В ту ночь шаман долго размышлял об увиденном и разговаривал с духом своего тотема — медведем. И пришел к выводу, что с бледнолицей женщиной связано слишком много непонятного. Уверен же Ахау Кан Май был только в том, что женщина опасно сильна, и опасна именно ему. А за появление человека с Маннестерре он обязан поблагодарить Великий Дух. Этот бледнолицый — и предупреждение, и знак, и отмычка к странной женщине. Ахау Кан Май легко мог вступать в связь с людьми, с которыми когда-либо встречался. Но к незнакомым были нужны «отмычки». И для связи с этой женщиной необходим посредник, он-то и пришел к Ахау Кан Маю, сам. Значит, Ахау Кан Май обязан это использовать, а не зажмуривать трусливо глаза. От этого опасность не исчезнет.

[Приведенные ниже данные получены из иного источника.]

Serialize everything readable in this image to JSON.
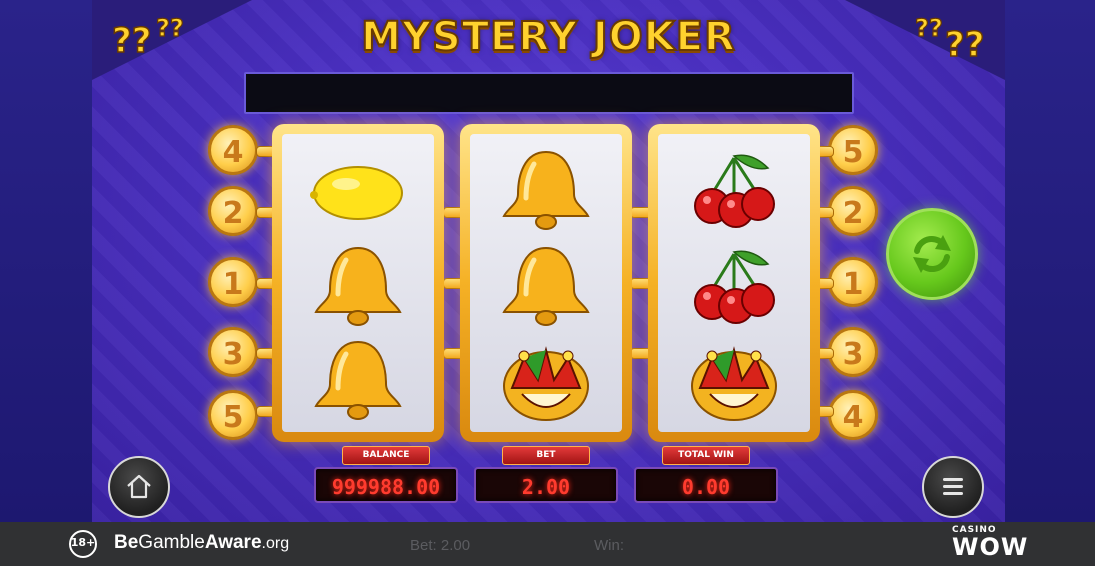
{
  "game": {
    "title": "MYSTERY JOKER",
    "message": "",
    "reels": [
      [
        "lemon",
        "bell",
        "bell"
      ],
      [
        "bell",
        "bell",
        "joker"
      ],
      [
        "cherries",
        "cherries",
        "joker"
      ]
    ],
    "paylines_left": [
      "4",
      "2",
      "1",
      "3",
      "5"
    ],
    "paylines_right": [
      "5",
      "2",
      "1",
      "3",
      "4"
    ],
    "meters": {
      "balance_label": "BALANCE",
      "balance_value": "999988.00",
      "bet_label": "BET",
      "bet_value": "2.00",
      "total_win_label": "TOTAL WIN",
      "total_win_value": "0.00"
    },
    "buttons": {
      "spin_icon": "refresh-icon",
      "home_icon": "home-icon",
      "menu_icon": "menu-icon"
    },
    "colors": {
      "background": "#4a2fc2",
      "gold": "#ffd22e",
      "spin_green": "#66c81c",
      "meter_red": "#ff3b2e"
    }
  },
  "footer": {
    "age_badge": "18+",
    "bga_be": "Be",
    "bga_gamble": "Gamble",
    "bga_aware": "Aware",
    "bga_org": ".org",
    "bet_label": "Bet:",
    "bet_value": "2.00",
    "win_label": "Win:",
    "casino_small": "CASINO",
    "casino_big": "WOW"
  }
}
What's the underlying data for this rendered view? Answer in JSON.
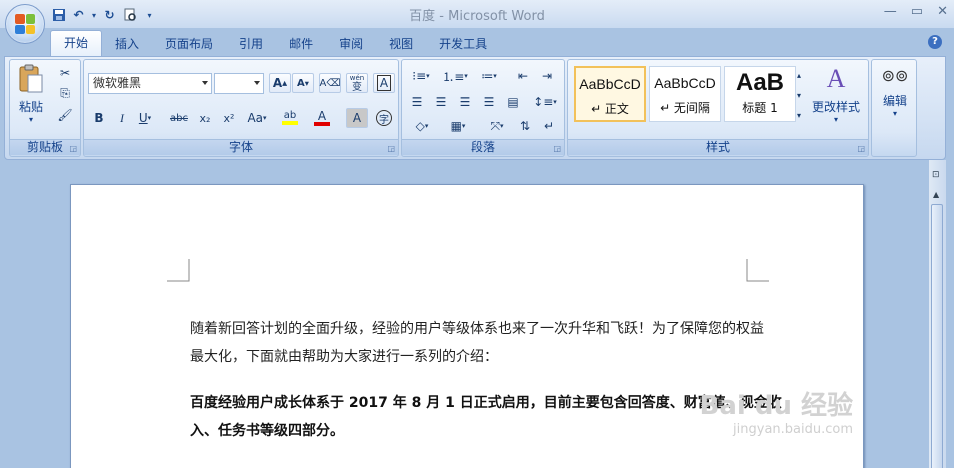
{
  "window": {
    "title": "百度 - Microsoft Word"
  },
  "tabs": [
    "开始",
    "插入",
    "页面布局",
    "引用",
    "邮件",
    "审阅",
    "视图",
    "开发工具"
  ],
  "clipboard": {
    "paste_label": "粘贴",
    "group_label": "剪贴板"
  },
  "font": {
    "name": "微软雅黑",
    "size": "",
    "group_label": "字体",
    "grow": "A",
    "shrink": "A",
    "bold": "B",
    "italic": "I",
    "underline": "U",
    "strike": "abc",
    "sub": "x₂",
    "sup": "x²",
    "case": "Aa",
    "highlight": "ab",
    "color": "A",
    "shade": "A",
    "phonetic": "wén",
    "phonetic_char": "变",
    "border_char": "A",
    "enclose_char": "字"
  },
  "paragraph": {
    "group_label": "段落"
  },
  "styles": {
    "group_label": "样式",
    "items": [
      {
        "sample": "AaBbCcD",
        "name": "↵ 正文"
      },
      {
        "sample": "AaBbCcD",
        "name": "↵ 无间隔"
      },
      {
        "sample": "AaB",
        "name": "标题 1"
      }
    ],
    "change_label": "更改样式"
  },
  "editing": {
    "label": "编辑"
  },
  "document": {
    "para1_line1": "随着新回答计划的全面升级，经验的用户等级体系也来了一次升华和飞跃！为了保障您的权益",
    "para1_line2": "最大化，下面就由帮助为大家进行一系列的介绍：",
    "para2_line1": "百度经验用户成长体系于 2017 年 8 月 1 日正式启用，目前主要包含回答度、财富值、现金收",
    "para2_line2": "入、任务书等级四部分。"
  },
  "watermark": {
    "brand": "Bai du 经验",
    "url": "jingyan.baidu.com"
  }
}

К следующей ночи он подготовился, укрепил свой дух. К нему опять привели бледнолицего, опять курилась трубка…
На этот раз он увидел больше. Но не успокоение нашел… а новую пищу для своего страха. Ему никогда не доводилось видеть подобного. Призывая человеческий дух, Ахау Кан Май всегда обретал полную власть над человеком. Мог исцелить, изгоняя из духа мутные тени болезни. Мог напитать тени силой, сгустить их и обречь человека на скорую или медленную смерть. Многое мог. Даже тогда, когда видел за человеком покровителя — почти всегда это был дух тотемного зверя. И тогда все равно Ахау Кан Май был сильнее. Но за женщиной стояли три силы. И Ахау Кан Май чувствовал устрашающее бессилие. И даже с ее нерожденным ребенком он не мог ничего сделать. Ахау Кан Май проследил связи, что шли от ребенка к матери и отцу. Здесь его тоже ждало открытие… К отцу… но не к человеку с Маннестерре, как ожидал Ахау Кан Май. А к одному из тех, чей дух сопровождал женщину.
В ту ночь Ахау Кан Май понял, как надлежит ему действовать.